La désertification médicale se ressent aussi dans le scolaire
Selon le rapport, seuls 28 médecins scolaires ont été recrutés en 2021, pour 52 postes ouverts. Une inquiétude renforcée par le vieillissement de la profession, avec 35% des médecins âgés de plus de 60 ans. Concrètement, on comptait à la rentrée 2023 un médecin scolaire pour 16.500 élèves, selon les données du ministère de l’Education nationale. Une pénurie qui touche aussi les autres professions : une infirmière et une psychologue pour 1.500 élèves ; une assistante sociale pour 4.200 élèves.
"J’ai 12.000 élèves sur mon secteur avec quatre villes. Il y a des secteurs découverts qui n’ont pas de médecin scolaire", illustre Delphine Nicolay. "Le médecin scolaire, c’est une espèce rare, il fait le travail de quatre ou cinq personnes", constate Rojine Konya.
Selon le ministère de l’Éducation nationale, le manque d’attractivité des métiers de la santé scolaire s’explique par une combinaison de facteurs :
une démographie médicale défavorable,
une méconnaissance du métier par les étudiants en médecine,
une rémunération jugée insuffisante,
l’accroissement constant des missions,
des conditions de travail souvent dégradées.
"J’ai dû batailler pour avoir mon propre bureau, témoigne Rojine Konya.
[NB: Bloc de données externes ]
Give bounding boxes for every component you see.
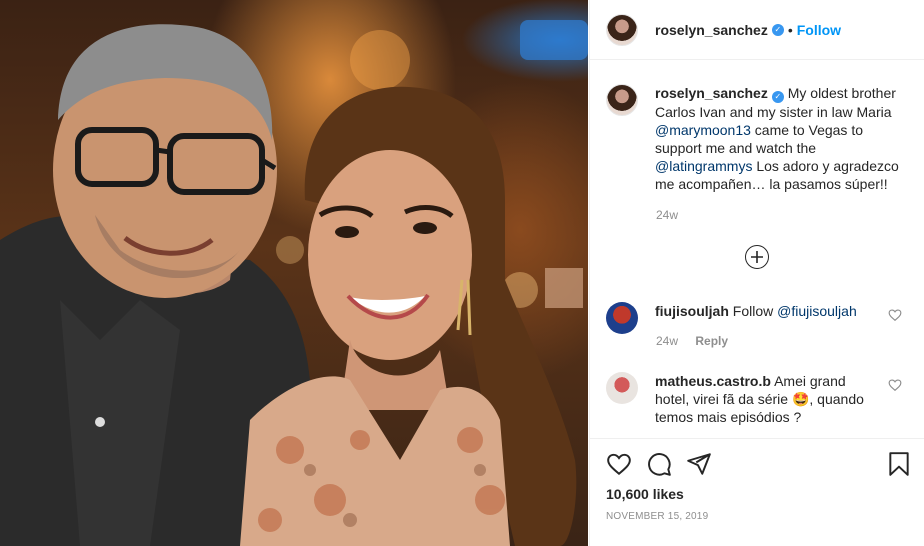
post-photo[interactable] <box>0 0 588 546</box>
post-header: roselyn_sanchez ✓ • Follow <box>590 0 924 60</box>
bookmark-icon[interactable] <box>886 451 912 477</box>
caption-verified-icon: ✓ <box>771 91 784 103</box>
comment-body: Follow <box>732 303 778 319</box>
like-count[interactable]: 10,600 likes <box>606 486 684 502</box>
comment-username[interactable]: matheus.castro.b <box>655 373 771 389</box>
mention-link-marymoon13[interactable]: @marymoon13 <box>655 122 751 138</box>
post-caption: roselyn_sanchez ✓ My oldest brother Carlo… <box>606 84 910 193</box>
commenter-avatar[interactable] <box>606 302 638 334</box>
caption-timestamp[interactable]: 24w <box>656 208 678 222</box>
reply-button[interactable]: Reply <box>695 334 728 348</box>
commenter-avatar[interactable] <box>606 372 638 404</box>
post-date[interactable]: NOVEMBER 15, 2019 <box>606 511 708 522</box>
comment-like-heart-icon[interactable] <box>888 378 902 392</box>
comment-username[interactable]: fiujisouljah <box>655 303 729 319</box>
comment-meta: 24w Reply <box>656 334 728 348</box>
comment-text: matheus.castro.b Amei grand hotel, virei… <box>655 372 880 426</box>
photo-illustration <box>0 20 588 546</box>
author-avatar[interactable] <box>606 13 638 46</box>
load-more-comments-button[interactable] <box>745 245 769 269</box>
comment-item: fiujisouljah Follow @fiujisouljah <box>606 302 910 334</box>
comment-item: matheus.castro.b Amei grand hotel, virei… <box>606 372 910 426</box>
comment-text: fiujisouljah Follow @fiujisouljah <box>655 302 880 334</box>
comment-icon[interactable] <box>646 451 672 477</box>
plus-circle-icon <box>751 251 763 263</box>
caption-username[interactable]: roselyn_sanchez <box>655 85 768 101</box>
verified-badge-icon: ✓ <box>771 23 784 36</box>
comment-like-heart-icon[interactable] <box>888 308 902 322</box>
comment-timestamp[interactable]: 24w <box>656 334 678 348</box>
caption-avatar[interactable] <box>606 84 638 116</box>
author-username[interactable]: roselyn_sanchez <box>655 22 768 38</box>
post-actions: 10,600 likes NOVEMBER 15, 2019 <box>590 438 924 546</box>
post-side-panel: roselyn_sanchez ✓ • Follow roselyn_sanch… <box>589 0 924 546</box>
share-icon[interactable] <box>686 451 712 477</box>
mention-link-latingrammys[interactable]: @latingrammys <box>655 158 752 174</box>
follow-button[interactable]: Follow <box>797 22 841 38</box>
caption-text: roselyn_sanchez ✓ My oldest brother Carlo… <box>655 84 910 193</box>
star-struck-emoji: 🤩 <box>791 391 810 407</box>
mention-link-fiujisouljah[interactable]: @fiujisouljah <box>777 303 857 319</box>
heart-icon[interactable] <box>606 451 632 477</box>
separator-dot: • <box>787 21 793 38</box>
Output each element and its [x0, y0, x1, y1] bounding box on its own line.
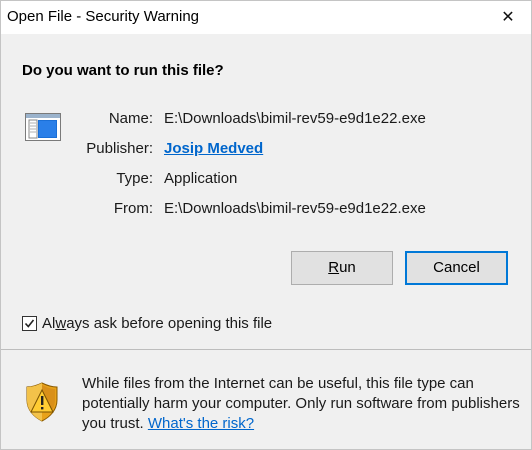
type-value: Application — [164, 170, 238, 187]
dialog-heading: Do you want to run this file? — [22, 62, 224, 79]
close-icon[interactable]: ✕ — [485, 1, 531, 34]
type-label: Type: — [116, 170, 153, 187]
checkmark-icon — [24, 319, 35, 328]
from-value: E:\Downloads\bimil-rev59-e9d1e22.exe — [164, 200, 426, 217]
name-value: E:\Downloads\bimil-rev59-e9d1e22.exe — [164, 110, 426, 127]
publisher-link[interactable]: Josip Medved — [164, 140, 263, 157]
from-label: From: — [113, 200, 153, 217]
security-warning-dialog: Open File - Security Warning ✕ Do you wa… — [0, 0, 532, 450]
window-title: Open File - Security Warning — [7, 8, 200, 25]
publisher-field: Josip Medved — [164, 140, 263, 157]
always-ask-checkbox[interactable] — [22, 316, 37, 331]
always-ask-label-pre: Al — [42, 315, 56, 332]
name-label: Name: — [108, 110, 153, 127]
warning-message: While files from the Internet can be use… — [82, 374, 522, 434]
divider — [1, 349, 531, 350]
always-ask-label-post: ays ask before opening this file — [66, 315, 273, 332]
whats-the-risk-link[interactable]: What's the risk? — [148, 415, 254, 432]
cancel-button[interactable]: Cancel — [405, 251, 508, 285]
run-button[interactable]: Run — [291, 251, 393, 285]
title-bar: Open File - Security Warning ✕ — [1, 1, 531, 34]
publisher-label: Publisher: — [86, 140, 153, 157]
always-ask-accelerator: w — [55, 315, 67, 332]
always-ask-label[interactable]: Always ask before opening this file — [42, 315, 272, 332]
run-accelerator: R — [328, 259, 340, 276]
security-shield-warning-icon — [26, 382, 58, 422]
run-label: un — [339, 259, 356, 276]
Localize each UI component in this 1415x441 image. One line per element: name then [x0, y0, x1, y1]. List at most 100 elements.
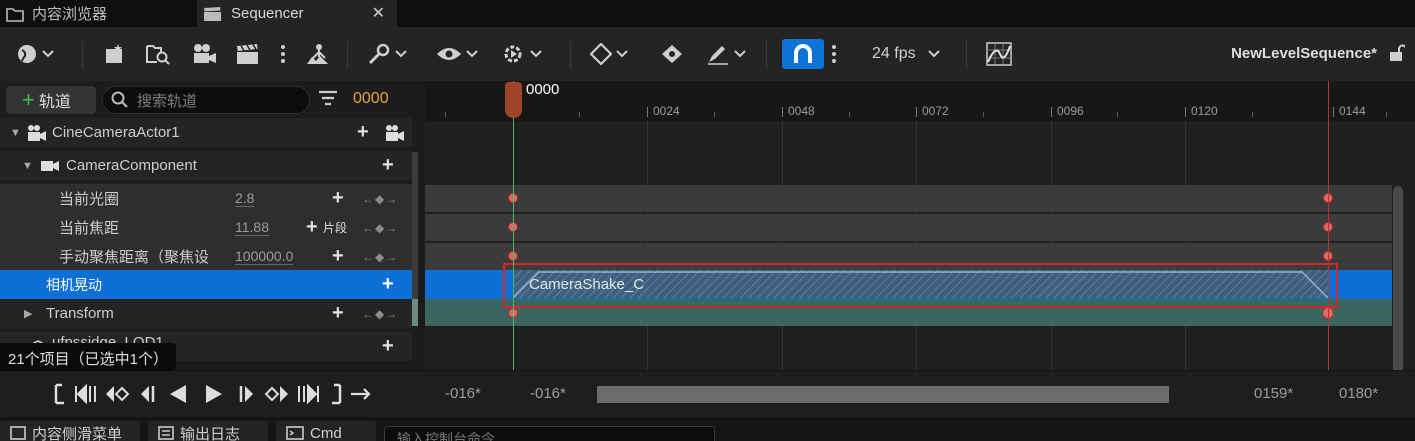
- lock-button[interactable]: [1389, 44, 1407, 65]
- section-label: 片段: [323, 221, 348, 235]
- add-key-button[interactable]: +: [332, 246, 344, 266]
- camera-component-icon: [41, 161, 59, 171]
- timeline-row-aperture[interactable]: [425, 185, 1392, 212]
- status-bar: 内容侧滑菜单 输出日志 Cmd 输入控制台命令: [0, 417, 1415, 441]
- track-row-manual-focus[interactable]: 手动聚焦距离（聚焦设 100000.0 + ←◆→: [0, 242, 412, 271]
- add-subtrack-button[interactable]: +: [357, 122, 369, 142]
- actors-button[interactable]: [304, 39, 334, 69]
- close-tab-icon[interactable]: ✕: [372, 3, 385, 23]
- working-end-field[interactable]: 0159*: [1254, 385, 1293, 402]
- track-area[interactable]: [425, 121, 1415, 370]
- timeline-vertical-scrollbar[interactable]: [1393, 186, 1403, 370]
- timeline-area[interactable]: 0024 0048 0072 0096 0120 0144 CameraShak…: [425, 81, 1415, 370]
- track-row-transform[interactable]: ▶ Transform + ←◆→: [0, 299, 412, 328]
- key-navigation-icons[interactable]: ←◆→: [362, 250, 398, 264]
- tools-menu-button[interactable]: [367, 39, 407, 69]
- play-reverse-icon[interactable]: [168, 383, 188, 405]
- key-options-button[interactable]: [590, 39, 628, 69]
- outliner-scrollbar-thumb[interactable]: [412, 299, 418, 326]
- playhead-handle[interactable]: [505, 82, 522, 118]
- ruler-tick: [1051, 107, 1052, 117]
- camera-button[interactable]: [192, 39, 218, 69]
- track-row-cameracomponent[interactable]: ▼ CameraComponent +: [0, 151, 412, 180]
- track-value[interactable]: 100000.0: [235, 249, 294, 265]
- view-end-field[interactable]: 0180*: [1339, 385, 1378, 402]
- playback-end-marker[interactable]: [1328, 81, 1329, 370]
- add-section-button[interactable]: +: [306, 217, 318, 237]
- working-start-field[interactable]: -016*: [530, 385, 566, 402]
- next-key-icon[interactable]: [264, 383, 290, 405]
- jump-to-end-icon[interactable]: [330, 383, 344, 405]
- save-button[interactable]: [104, 39, 126, 69]
- playhead-line[interactable]: [513, 81, 514, 370]
- track-row-cinecameraactor[interactable]: ▼ CineCameraActor1 +: [0, 118, 412, 147]
- track-value[interactable]: 2.8: [235, 191, 255, 207]
- render-movie-button[interactable]: [236, 39, 260, 69]
- snap-options-button[interactable]: [831, 39, 837, 69]
- ruler-label: 0120: [1191, 104, 1218, 118]
- jump-to-start-icon[interactable]: [54, 383, 68, 405]
- folder-icon: [6, 7, 24, 22]
- track-value[interactable]: 11.88: [235, 220, 269, 236]
- world-menu-button[interactable]: [16, 39, 54, 69]
- add-track-button[interactable]: + 轨道: [6, 86, 96, 114]
- add-shake-button[interactable]: +: [382, 274, 394, 294]
- search-tracks-input[interactable]: 搜索轨道: [102, 86, 310, 114]
- track-label: Transform: [46, 305, 114, 322]
- track-row-aperture[interactable]: 当前光圈 2.8 + ←◆→: [0, 184, 412, 213]
- tab-sequencer[interactable]: Sequencer ✕: [197, 0, 397, 27]
- previous-key-icon[interactable]: [104, 383, 130, 405]
- cmd-dropdown[interactable]: Cmd: [276, 421, 376, 441]
- track-row-camera-shake[interactable]: 相机晃动 +: [0, 270, 412, 299]
- curve-editor-button[interactable]: [986, 39, 1012, 69]
- key-navigation-icons[interactable]: ←◆→: [362, 192, 398, 206]
- expand-arrow-icon[interactable]: ▼: [10, 127, 21, 139]
- ruler-tick: [916, 107, 917, 117]
- view-options-button[interactable]: [436, 39, 478, 69]
- frame-rate-dropdown[interactable]: 24 fps: [872, 39, 940, 69]
- expand-arrow-icon[interactable]: ▶: [24, 307, 32, 320]
- unlock-icon: [1390, 44, 1407, 61]
- key-navigation-icons[interactable]: ←◆→: [362, 221, 398, 235]
- selection-count-tooltip: 21个项目（已选中1个）: [0, 343, 177, 371]
- find-asset-button[interactable]: [146, 39, 170, 69]
- track-outliner: + 轨道 搜索轨道 0000 ▼ CineCameraActor1 + ▼ Ca…: [0, 81, 425, 370]
- key-navigation-icons[interactable]: ←◆→: [362, 307, 398, 321]
- toolbar-divider: [82, 41, 83, 69]
- playback-options-button[interactable]: [502, 39, 542, 69]
- view-range-bar: -016* -016* 0159* 0180*: [425, 371, 1415, 417]
- ruler-tick: [782, 107, 783, 117]
- loop-mode-icon[interactable]: [350, 383, 372, 405]
- play-icon[interactable]: [204, 383, 224, 405]
- console-command-input[interactable]: 输入控制台命令: [384, 426, 715, 441]
- time-ruler[interactable]: 0024 0048 0072 0096 0120 0144: [425, 81, 1415, 121]
- plus-icon: +: [22, 87, 35, 112]
- step-forward-icon[interactable]: [238, 383, 256, 405]
- step-back-icon[interactable]: [138, 383, 156, 405]
- add-key-button[interactable]: +: [332, 303, 344, 323]
- output-log-icon: [158, 426, 174, 440]
- add-subtrack-button[interactable]: +: [382, 336, 394, 356]
- key-group-button[interactable]: [660, 39, 684, 69]
- filter-icon[interactable]: [318, 90, 338, 106]
- track-row-focal-length[interactable]: 当前焦距 11.88 + 片段 ←◆→: [0, 213, 412, 242]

Les conditions ne privilégient pas toujours la relation de confiance entre élève et psychologue. J’ai une collègue qui était installée dans la salle où il y avait l’imprimante."
Des attentes urgentes et un "manque de reconnaissance"
Malgré la passion et la débrouillardise des équipes, le sentiment de bricoler avec peu de moyens domine. Christelle*, psyEN, ressent "un manque de reconnaissance" malgré "sa bonne volonté et les petits miracles" qu’elle opère sur le terrain.
Ce corps de métier attend des Assises qu’elles traduisent enfin leurs besoins en actes concrets, avec un engagement fort de l’Éducation nationale pour recruter et soutenir durablement les personnels de santé scolaire : ouverture de postes, meilleure coordination et fin des suppressions de classes. "Plus on en fait, plus on nous en demande. J’attends que les préoccupations sur la santé mentale se concrétisent en formant des gens et en recrutant davantage de pédopsychiatres", insiste la psychologue scolaire.
Pour beaucoup, la priorité doit aller à la grande cause nationale 2025, santé mentale des élèves, futurs adultes de demain. En effet, beaucoup d’élèves "n'ont pas les codes pour vivre en société", observe Marie.
*Les témoins ont requis l'anonymat
Des métiers très largement féminins
Les métiers de la santé scolaire sont majoritairement féminins, avec 92,8% de femmes parmi les médecins, infirmières, psychologues et assistantes sociales selon le ministère. Delphine Nicolay souligne que "les horaires adaptés et les vacances offrent un vrai confort pour les mamans avec de jeunes enfants".